Sprint Nextel Corp. Chairman James Hance said the company made a mistake in failing to disclose the future costs of selling Apple Inc.’s iPhone and it will provide the information this month.
The third-largest U.S. wireless operator fell two trading days in a row after an Oct. 7 investor meeting in New York, sliding 26 percent to the lowest level since February 2009. The event grew “ugly,” according to Walter Piecyk, an analyst with BTIG LLC, as Sprint said it needs to raise capital and refused to give detailed forecasts in response to repeated questions.
The iPhone, which Sprint began selling this month for the first time, has upfront expenses because the company subsidizes the cost to consumers in exchange for service revenue.
“Friday was tough on the stock, tough on everybody in terms of the way it came across,” Hance said in an interview. “It was a mistake not to disclose the impact of the iPhone -- a mistake we will fix. We will talk about the impact when we talk about the third-quarter earnings.”
The chairman also said Sprint’s board supports Chief Executive Officer Dan Hesse and his management team. Sprint has tumbled 81 percent since Hesse took over in December 2007, through yesterday, compared with an 18 percent drop in the Standard & Poor’s 500 index. The decline, punctuated by the analyst day drop, has put the CEO “on thin ice,” said Ed Snyder, an analyst with Charter Equity Research in San Francisco.
“There’s really no thought of doing anything with anyone on the management team,” Hance said. “We are supportive of management.”
‘Blame Us All’
“What we should have done is a better job of disclosing everything financially -- iPhone, Clearwire, all the questions hanging out there,” Hance said.
“I blame us all, frankly,” he said, referring to the company and board. “Collectively we missed it.”
Sprint rose 8 percent to $2.57 at the close in New York and has dropped 39 percent this year.
At least seven analysts cut their ratings on the stock after the investor meeting, citing concerns that rising spending will hurt liquidity. Sprint, based in Overland Park, Kansas, said it will raise money to shift to long-term evolution, or LTE, wireless technology, the standard used by AT&T Inc. and Verizon Wireless.
The latest upgrade strategy represents one of several strategic shifts that are getting expensive for shareholders, said Ben Abramowitz, an analyst with Kaufman Bros.
“Management credibility is lost with investors,” Abramowitz wrote about Sprint, as he downgraded the stock to “hold” from “buy.”
Sprint has been struggling to compete with AT&T and Verizon, the country’s largest wireless operators. Sprint has lost money for 15 consecutive quarters and in July missed second-quarter estimates by enough that its stock dropped 16 percent, at the time the largest decline since 2008.

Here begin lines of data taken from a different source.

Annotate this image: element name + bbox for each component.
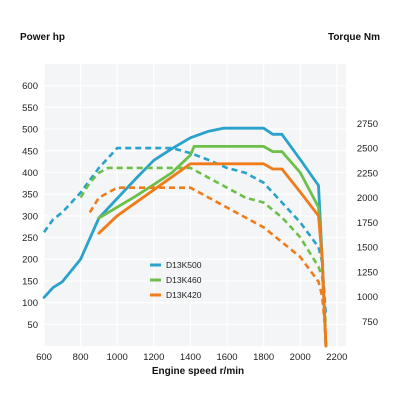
x-tick-label: 2200 [326, 352, 347, 363]
torque-line-d13k500 [42, 146, 328, 317]
y-left-tick-label: 450 [22, 146, 38, 157]
y-left-tick-label: 200 [22, 255, 38, 266]
torque-line-d13k460 [79, 166, 328, 327]
x-tick-label: 1200 [143, 352, 164, 363]
y-left-tick-label: 350 [22, 190, 38, 201]
legend-label-d13k460: D13K460 [166, 275, 202, 285]
power-line-d13k500 [42, 126, 328, 348]
series-layer [42, 126, 328, 348]
axis-layer: 600 800 1000 1200 1400 1600 1800 2000 2200 50 100 1… [22, 81, 378, 363]
grid-layer [43, 64, 346, 346]
y-right-tick-label: 1000 [357, 292, 378, 303]
x-tick-label: 1400 [180, 352, 201, 363]
y-right-tick-label: 1500 [357, 243, 378, 254]
x-tick-label: 800 [73, 352, 89, 363]
y-right-tick-label: 2000 [357, 193, 378, 204]
x-tick-label: 1600 [216, 352, 237, 363]
legend-label-d13k500: D13K500 [166, 260, 202, 270]
y-left-tick-label: 400 [22, 168, 38, 179]
y-left-tick-label: 150 [22, 276, 38, 287]
y-right-tick-label: 750 [362, 317, 378, 328]
y-right-tick-label: 2750 [357, 119, 378, 130]
legend-label-d13k420: D13K420 [166, 290, 202, 300]
power-line-d13k420 [97, 162, 328, 348]
y-right-tick-label: 1750 [357, 218, 378, 229]
y-left-tick-label: 300 [22, 211, 38, 222]
y-right-tick-label: 1250 [357, 267, 378, 278]
x-tick-label: 2000 [290, 352, 311, 363]
x-axis-title: Engine speed r/min [152, 366, 244, 377]
x-tick-label: 1800 [253, 352, 274, 363]
y-left-tick-label: 50 [27, 320, 38, 331]
y-left-tick-label: 250 [22, 233, 38, 244]
y-right-tick-label: 2250 [357, 168, 378, 179]
y-left-tick-label: 500 [22, 125, 38, 136]
power-line-d13k460 [97, 145, 328, 348]
plot-background [44, 64, 346, 346]
left-axis-title: Power hp [20, 32, 65, 43]
y-left-tick-label: 550 [22, 103, 38, 114]
x-tick-label: 1000 [107, 352, 128, 363]
right-axis-title: Torque Nm [328, 32, 380, 43]
torque-line-d13k420 [88, 186, 328, 337]
y-right-tick-label: 2500 [357, 144, 378, 155]
x-tick-label: 600 [36, 352, 52, 363]
legend: D13K500 D13K460 D13K420 [150, 260, 202, 300]
y-left-tick-label: 100 [22, 298, 38, 309]
y-left-tick-label: 600 [22, 81, 38, 92]
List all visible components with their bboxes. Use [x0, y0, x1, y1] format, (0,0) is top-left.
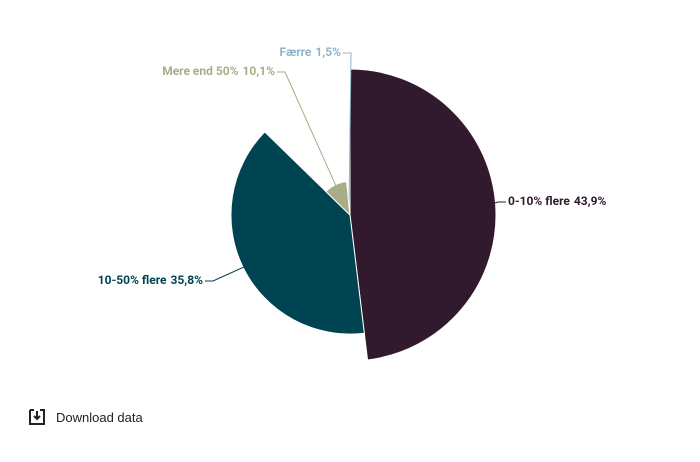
pie-slice [349, 68, 497, 361]
data-label: Færre 1,5% [280, 45, 342, 59]
chart: 0-10% flere 43,9% 10-50% flere 35,8% Mere en… [98, 45, 606, 361]
download-icon [29, 409, 45, 425]
label-value: 43,9% [574, 194, 607, 208]
label-name: Mere end 50% [162, 64, 238, 78]
data-label: Mere end 50% 10,1% [162, 64, 275, 78]
connector [343, 52, 352, 199]
data-label: 0-10% flere 43,9% [508, 194, 606, 208]
label-value: 35,8% [171, 273, 204, 287]
pie-slice [230, 131, 365, 335]
label-name: Færre [280, 45, 312, 59]
download-button[interactable]: Download data [28, 408, 143, 426]
connector [277, 71, 338, 188]
connector [205, 262, 255, 282]
label-value: 1,5% [315, 45, 341, 59]
label-name: 10-50% flere [98, 273, 167, 287]
connector [481, 201, 506, 208]
data-label: 10-50% flere 35,8% [98, 273, 203, 287]
download-label: Download data [56, 409, 143, 425]
label-value: 10,1% [243, 64, 276, 78]
label-name: 0-10% flere [508, 194, 570, 208]
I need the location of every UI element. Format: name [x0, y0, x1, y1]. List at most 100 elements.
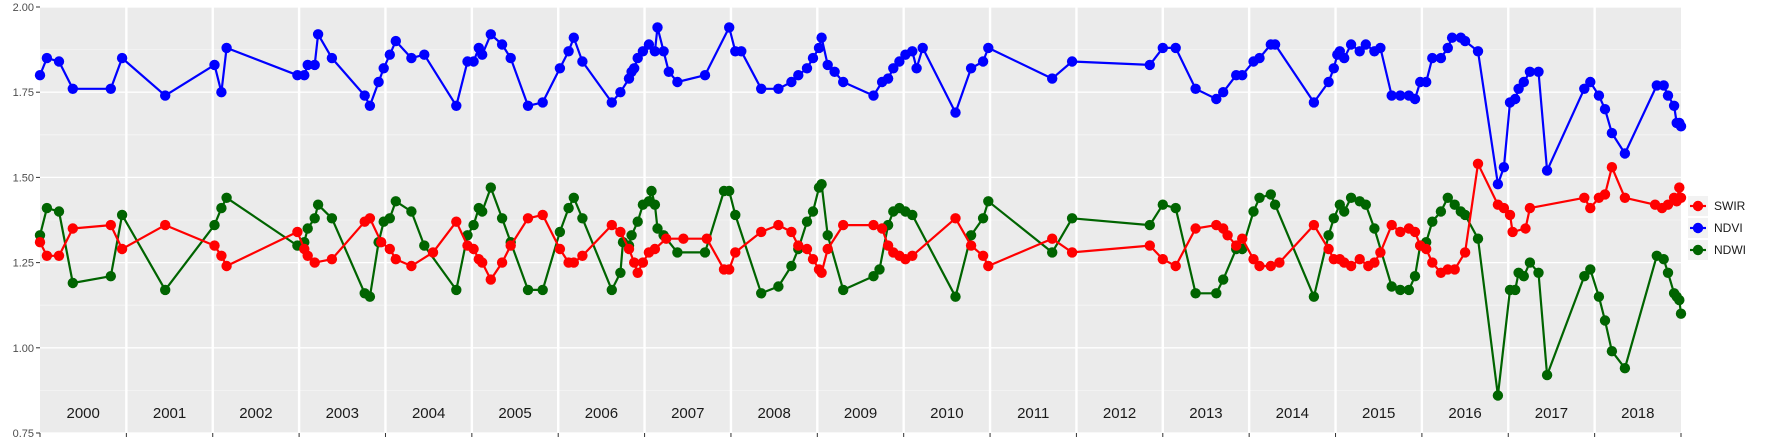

At the strategy summit last week that Sprint called Network Vision, Hesse and his lieutenants explained how the company would upgrade its wireless network for the higher-speed LTE technology. Still, Hesse and Chief Financial Officer Joseph Euteneuer didn’t provide forecasts for profit or revenue, and they said all the financial information provided excluded the impact of the iPhone.
“They have a real credibility problem right now,” said Scott Dinsdale, a high-yield bond analyst at Montpelier, Vermont-based KDP Investment Advisors. “We were really positive on management beforehand because they’ve done a really good job of navigating the company through a lot of pitfalls. Now I feel like they’ve got an incomplete plan.”
Hance said the meeting was designed to explain how Sprint would simplify its wireless networks, shifting to new technologies to save money in the long term.
“That was seriously important to Sprint,” he said.
Analysts and investors expressed frustration over the lack of clarity about the relationship with partner Clearwire Corp. Though Sprint now uses Clearwire’s network to provide high-speed, fourth-generation wireless services, Hesse said it would only commit to using Clearwire’s network through 2012 and may not continue after that. Clearwire plunged 32 percent that day.
When Craig Moffett, an analyst with Sanford C. Bernstein & Co., asked whether Clearwire will be able to survive on its own, Hesse said analysts would have to ask Clearwire about its financial position. He also said service for Sprint customers would continue even if Clearwire files for bankruptcy.
Hance said the partnership is still important to Sprint.
“No question we want them to do well; it’s in our interest that they do well,” he said. “Nothing good happens in a restructuring and there’s nothing good in the outcome of that.”